Ogni tanto in Italia succedono cose così. Non ci conoscevamo neanche e Alessandro Mendini nel 2010 dedicò un editoriale di Domus al mio “Racconti di qui”. Poi ci siamo conosciuti e visti più volte. Durante la sua direzione mi chiese di scrivere per la rivista e ogni volta che mi proponeva un tema mi pareva che conoscesse da sempre le mie corde.
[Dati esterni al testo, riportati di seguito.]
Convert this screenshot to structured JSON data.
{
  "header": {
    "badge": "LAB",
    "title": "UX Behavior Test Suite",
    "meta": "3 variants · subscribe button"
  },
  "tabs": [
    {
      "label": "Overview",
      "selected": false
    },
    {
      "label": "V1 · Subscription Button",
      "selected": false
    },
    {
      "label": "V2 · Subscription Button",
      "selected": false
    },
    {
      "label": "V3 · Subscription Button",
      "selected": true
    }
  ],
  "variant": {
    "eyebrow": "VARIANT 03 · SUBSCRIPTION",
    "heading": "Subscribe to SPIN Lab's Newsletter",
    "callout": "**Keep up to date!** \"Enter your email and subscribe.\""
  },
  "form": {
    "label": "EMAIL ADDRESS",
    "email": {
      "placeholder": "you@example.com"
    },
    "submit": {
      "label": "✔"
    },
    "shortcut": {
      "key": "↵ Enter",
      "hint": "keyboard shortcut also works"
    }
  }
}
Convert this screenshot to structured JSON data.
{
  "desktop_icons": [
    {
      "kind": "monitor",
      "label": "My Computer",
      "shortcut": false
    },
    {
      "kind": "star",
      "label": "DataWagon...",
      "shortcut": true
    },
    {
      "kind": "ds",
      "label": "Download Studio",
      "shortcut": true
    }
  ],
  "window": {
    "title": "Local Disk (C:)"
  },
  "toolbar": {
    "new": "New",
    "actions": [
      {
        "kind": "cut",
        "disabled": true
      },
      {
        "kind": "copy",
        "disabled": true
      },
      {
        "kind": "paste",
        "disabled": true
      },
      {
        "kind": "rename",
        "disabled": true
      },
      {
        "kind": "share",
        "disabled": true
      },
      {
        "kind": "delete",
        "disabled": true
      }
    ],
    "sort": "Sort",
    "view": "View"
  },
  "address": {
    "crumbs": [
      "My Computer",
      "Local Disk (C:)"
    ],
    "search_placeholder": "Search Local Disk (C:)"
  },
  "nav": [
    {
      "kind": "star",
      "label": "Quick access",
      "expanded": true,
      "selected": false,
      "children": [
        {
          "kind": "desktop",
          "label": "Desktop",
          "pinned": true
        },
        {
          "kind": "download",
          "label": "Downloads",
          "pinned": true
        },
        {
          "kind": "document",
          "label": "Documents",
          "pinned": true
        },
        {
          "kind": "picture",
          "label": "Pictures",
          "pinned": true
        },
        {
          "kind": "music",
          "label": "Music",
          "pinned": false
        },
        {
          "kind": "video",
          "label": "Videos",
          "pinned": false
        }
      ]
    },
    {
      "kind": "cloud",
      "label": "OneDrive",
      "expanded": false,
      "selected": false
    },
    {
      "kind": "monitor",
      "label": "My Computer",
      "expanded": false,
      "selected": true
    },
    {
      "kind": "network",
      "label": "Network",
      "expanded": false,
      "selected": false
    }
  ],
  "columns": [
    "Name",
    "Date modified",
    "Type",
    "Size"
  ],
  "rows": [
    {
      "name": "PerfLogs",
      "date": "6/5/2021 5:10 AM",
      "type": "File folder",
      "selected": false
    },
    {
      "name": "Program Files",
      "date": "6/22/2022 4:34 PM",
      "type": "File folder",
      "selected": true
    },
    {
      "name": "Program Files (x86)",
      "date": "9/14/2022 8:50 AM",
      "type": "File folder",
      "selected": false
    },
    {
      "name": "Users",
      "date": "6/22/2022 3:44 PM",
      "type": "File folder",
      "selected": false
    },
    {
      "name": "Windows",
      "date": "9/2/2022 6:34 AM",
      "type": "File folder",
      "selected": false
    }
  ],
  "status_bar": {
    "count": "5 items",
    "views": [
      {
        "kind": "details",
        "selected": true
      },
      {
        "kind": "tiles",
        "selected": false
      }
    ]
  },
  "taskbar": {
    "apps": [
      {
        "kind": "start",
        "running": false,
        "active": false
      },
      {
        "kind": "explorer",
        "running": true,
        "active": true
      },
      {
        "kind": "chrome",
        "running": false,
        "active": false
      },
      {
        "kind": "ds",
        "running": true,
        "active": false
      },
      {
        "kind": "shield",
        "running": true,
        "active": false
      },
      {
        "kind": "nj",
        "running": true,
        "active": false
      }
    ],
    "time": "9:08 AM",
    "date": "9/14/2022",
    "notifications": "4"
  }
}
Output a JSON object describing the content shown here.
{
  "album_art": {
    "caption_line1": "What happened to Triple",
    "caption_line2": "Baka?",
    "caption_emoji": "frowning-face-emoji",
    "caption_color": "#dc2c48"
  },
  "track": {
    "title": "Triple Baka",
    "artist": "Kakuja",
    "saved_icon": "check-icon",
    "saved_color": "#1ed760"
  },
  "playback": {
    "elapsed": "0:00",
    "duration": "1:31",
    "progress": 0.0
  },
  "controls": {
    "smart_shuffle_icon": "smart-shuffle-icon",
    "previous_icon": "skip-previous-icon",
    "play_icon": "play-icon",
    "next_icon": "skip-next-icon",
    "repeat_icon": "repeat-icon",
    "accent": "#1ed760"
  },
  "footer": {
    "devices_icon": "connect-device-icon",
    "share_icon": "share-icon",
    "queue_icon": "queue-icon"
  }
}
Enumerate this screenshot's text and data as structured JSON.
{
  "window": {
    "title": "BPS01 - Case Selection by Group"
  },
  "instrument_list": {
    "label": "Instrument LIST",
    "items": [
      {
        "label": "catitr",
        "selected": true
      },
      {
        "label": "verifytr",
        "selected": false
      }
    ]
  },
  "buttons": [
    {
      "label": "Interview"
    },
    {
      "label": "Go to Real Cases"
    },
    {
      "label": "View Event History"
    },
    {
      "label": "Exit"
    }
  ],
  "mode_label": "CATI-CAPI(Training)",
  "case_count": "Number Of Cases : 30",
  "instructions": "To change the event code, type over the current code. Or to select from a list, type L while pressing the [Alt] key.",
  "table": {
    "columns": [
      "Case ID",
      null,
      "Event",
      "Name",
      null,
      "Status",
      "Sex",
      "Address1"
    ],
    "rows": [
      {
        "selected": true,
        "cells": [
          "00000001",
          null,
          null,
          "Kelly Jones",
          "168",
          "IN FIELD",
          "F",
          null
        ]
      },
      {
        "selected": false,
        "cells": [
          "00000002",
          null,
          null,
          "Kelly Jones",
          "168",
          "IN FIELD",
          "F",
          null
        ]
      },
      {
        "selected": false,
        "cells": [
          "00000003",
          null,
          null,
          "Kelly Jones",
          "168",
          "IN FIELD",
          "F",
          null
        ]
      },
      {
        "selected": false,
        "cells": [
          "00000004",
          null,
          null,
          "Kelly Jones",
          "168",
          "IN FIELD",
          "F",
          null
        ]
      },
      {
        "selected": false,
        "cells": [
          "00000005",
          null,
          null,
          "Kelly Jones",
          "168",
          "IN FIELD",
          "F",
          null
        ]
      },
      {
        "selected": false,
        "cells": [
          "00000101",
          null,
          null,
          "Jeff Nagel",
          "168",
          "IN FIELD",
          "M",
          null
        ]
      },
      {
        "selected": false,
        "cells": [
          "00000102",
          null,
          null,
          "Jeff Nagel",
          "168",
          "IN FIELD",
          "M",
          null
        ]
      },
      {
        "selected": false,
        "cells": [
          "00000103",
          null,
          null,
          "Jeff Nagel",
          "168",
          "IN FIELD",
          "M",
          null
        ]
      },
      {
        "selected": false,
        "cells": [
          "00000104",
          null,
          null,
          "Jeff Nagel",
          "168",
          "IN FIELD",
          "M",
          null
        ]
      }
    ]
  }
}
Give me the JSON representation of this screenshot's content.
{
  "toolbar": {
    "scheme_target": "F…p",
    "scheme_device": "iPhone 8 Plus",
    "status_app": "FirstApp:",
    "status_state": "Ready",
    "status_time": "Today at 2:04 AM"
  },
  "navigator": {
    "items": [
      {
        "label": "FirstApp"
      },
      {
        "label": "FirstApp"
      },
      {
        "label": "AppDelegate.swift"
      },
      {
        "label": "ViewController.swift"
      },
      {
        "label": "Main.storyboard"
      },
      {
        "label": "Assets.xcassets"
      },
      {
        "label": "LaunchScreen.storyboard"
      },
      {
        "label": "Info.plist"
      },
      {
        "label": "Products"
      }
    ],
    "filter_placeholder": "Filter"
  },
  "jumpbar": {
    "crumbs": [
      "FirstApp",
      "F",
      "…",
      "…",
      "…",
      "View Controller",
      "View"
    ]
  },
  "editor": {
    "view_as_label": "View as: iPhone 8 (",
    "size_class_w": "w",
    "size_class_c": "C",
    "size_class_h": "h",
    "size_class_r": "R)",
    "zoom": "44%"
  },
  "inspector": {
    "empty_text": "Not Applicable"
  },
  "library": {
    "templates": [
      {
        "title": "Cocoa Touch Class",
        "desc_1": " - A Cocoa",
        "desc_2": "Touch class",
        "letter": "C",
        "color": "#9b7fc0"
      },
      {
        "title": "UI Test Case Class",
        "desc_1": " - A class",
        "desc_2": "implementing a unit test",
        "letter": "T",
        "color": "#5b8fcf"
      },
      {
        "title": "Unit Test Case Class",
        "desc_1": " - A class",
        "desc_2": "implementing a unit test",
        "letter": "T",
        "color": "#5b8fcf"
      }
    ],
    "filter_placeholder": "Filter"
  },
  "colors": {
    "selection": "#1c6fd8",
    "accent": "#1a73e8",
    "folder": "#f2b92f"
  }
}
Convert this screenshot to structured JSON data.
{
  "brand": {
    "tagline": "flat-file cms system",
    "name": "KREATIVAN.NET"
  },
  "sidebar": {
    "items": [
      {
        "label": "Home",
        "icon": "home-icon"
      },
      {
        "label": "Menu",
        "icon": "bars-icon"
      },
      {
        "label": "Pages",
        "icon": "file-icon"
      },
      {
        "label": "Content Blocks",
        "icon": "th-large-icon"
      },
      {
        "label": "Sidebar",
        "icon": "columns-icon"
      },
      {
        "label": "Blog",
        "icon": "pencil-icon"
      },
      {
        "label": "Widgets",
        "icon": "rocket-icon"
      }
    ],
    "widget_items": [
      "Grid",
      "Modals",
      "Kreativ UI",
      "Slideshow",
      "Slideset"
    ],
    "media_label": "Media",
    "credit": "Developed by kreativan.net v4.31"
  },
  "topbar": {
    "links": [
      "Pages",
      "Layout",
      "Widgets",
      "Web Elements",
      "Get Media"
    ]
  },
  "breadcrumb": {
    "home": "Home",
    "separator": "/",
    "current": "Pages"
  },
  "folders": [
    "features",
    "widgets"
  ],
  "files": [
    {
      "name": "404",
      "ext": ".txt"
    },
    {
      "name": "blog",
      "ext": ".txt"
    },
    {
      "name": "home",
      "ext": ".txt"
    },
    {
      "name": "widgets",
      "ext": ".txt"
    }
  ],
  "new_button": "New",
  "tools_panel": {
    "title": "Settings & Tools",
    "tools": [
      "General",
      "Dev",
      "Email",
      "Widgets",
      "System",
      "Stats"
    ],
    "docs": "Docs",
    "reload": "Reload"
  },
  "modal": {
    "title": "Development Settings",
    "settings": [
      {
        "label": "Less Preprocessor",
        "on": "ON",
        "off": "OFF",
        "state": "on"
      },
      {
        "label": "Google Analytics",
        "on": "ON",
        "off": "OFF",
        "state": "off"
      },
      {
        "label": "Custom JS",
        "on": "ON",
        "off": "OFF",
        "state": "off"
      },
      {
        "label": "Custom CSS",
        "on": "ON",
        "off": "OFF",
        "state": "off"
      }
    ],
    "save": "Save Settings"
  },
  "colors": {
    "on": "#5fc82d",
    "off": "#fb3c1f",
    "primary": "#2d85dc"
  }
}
Ho scritto su Paolo Soleri che “esce direttamente da una pittura di Grant Wood”, Fabrizio Carola che dice: “il rispetto mi impedisce di abusare della libertà”, Riccardo Dalisi che piantava fiori tra le pietre di un muro crollato. Una volta poi abbiamo parlato di alberi in una libreria dalle parti del Castello Sforzesco e infine mi ha invitato a essere più “ottimista”.  Trovandomi a Milano spesso sono andato a salutarlo nel suo studio, disponibile e gentile siamo sempre rimasti a parlare a lungo. Mi ha mostrato i suoi disegni raccolti in pile ordinate di fogli A4 pronti per poi essere affidati a un archivio, in Triennale mi pare. Ci siamo confrontati sulla carta e sulle penne, Alessandro disegnava con un tratto pen. L’ultima volta mi ha condotto tra i modelli delle sue architetture allestiti per la sua personale. Alla fine ci siamo scambiati un disegno. Il suo dedicato è prezioso.